Background: I really want to like sweet potatoes. In fry form they are ok. When my kids were really little, we’d feed them roasted cubes of sweet potatoes. Those were also just ok. But if we’re being honest, they aren’t delicious like white or yellow potatoes because they don’t get golden brown. Some people claim there are tricks to make them crispy, but they are never going to be golden brown and delicious. I’ve tried sweet potato pancakes and sweet potato crêpes. I used to make these green apple, sweet potato tarts with bleu cheese. All only ever just fine. Why do I keep trying to fall in love with sweet potatoes? Because of fantasies created by marketing. It’s easy to imagine a life where sweet potatoes replace regular potatoes as a healthy alternative in all our favorite sides: fries, mashed potatoes, hash browns, etc. But that’s not, I don’t think, how nutrition works. (I’m no nutritionist.) If you fry them, load them down with butter and salt and sour cream, they might give you different nutrients, but they aren’t going to be “healthy.” Also what does “healthy” even mean? I’m not sure there’s a single meaning of “healthy.” I do think variety is important though, in both meal planning and in terms of getting lots of different nutrients. So I aim for variety in color, preparation, presentation, and flavor profile. Here’s a move that kind of worked for my family with sweet potatoes, which haven’t been a hit since the tiny roasted cube pick-ups era.
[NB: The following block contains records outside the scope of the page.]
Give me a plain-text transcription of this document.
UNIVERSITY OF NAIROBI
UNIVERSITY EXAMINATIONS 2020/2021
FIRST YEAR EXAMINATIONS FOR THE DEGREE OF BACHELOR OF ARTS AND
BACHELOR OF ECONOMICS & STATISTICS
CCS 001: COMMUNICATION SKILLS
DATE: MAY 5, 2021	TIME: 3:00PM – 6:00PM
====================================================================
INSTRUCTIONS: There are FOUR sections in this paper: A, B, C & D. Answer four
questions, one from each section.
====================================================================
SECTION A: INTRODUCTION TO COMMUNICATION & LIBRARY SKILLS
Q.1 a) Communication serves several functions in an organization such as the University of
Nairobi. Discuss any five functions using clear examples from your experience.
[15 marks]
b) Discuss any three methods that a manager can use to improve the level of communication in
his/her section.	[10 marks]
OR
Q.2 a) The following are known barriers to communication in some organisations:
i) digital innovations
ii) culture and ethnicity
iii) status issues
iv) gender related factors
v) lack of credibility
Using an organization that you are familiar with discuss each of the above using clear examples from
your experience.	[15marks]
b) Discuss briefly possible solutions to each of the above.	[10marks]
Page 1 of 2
- Get a sweet potato or two, some salt, some butter, some cheese, and some All-Purpose Crunchy Vegan Topping.
- Steam them in a microwave-safe bowl or plate with a little water.
- Mash them with a potato masher and add butter while they are hot.
- Salt to taste.
- Cover with grated cheese of your choice and set aside until the rest of dinner is ready.
- When ready to serve, microwave again to warm up and melt the cheese.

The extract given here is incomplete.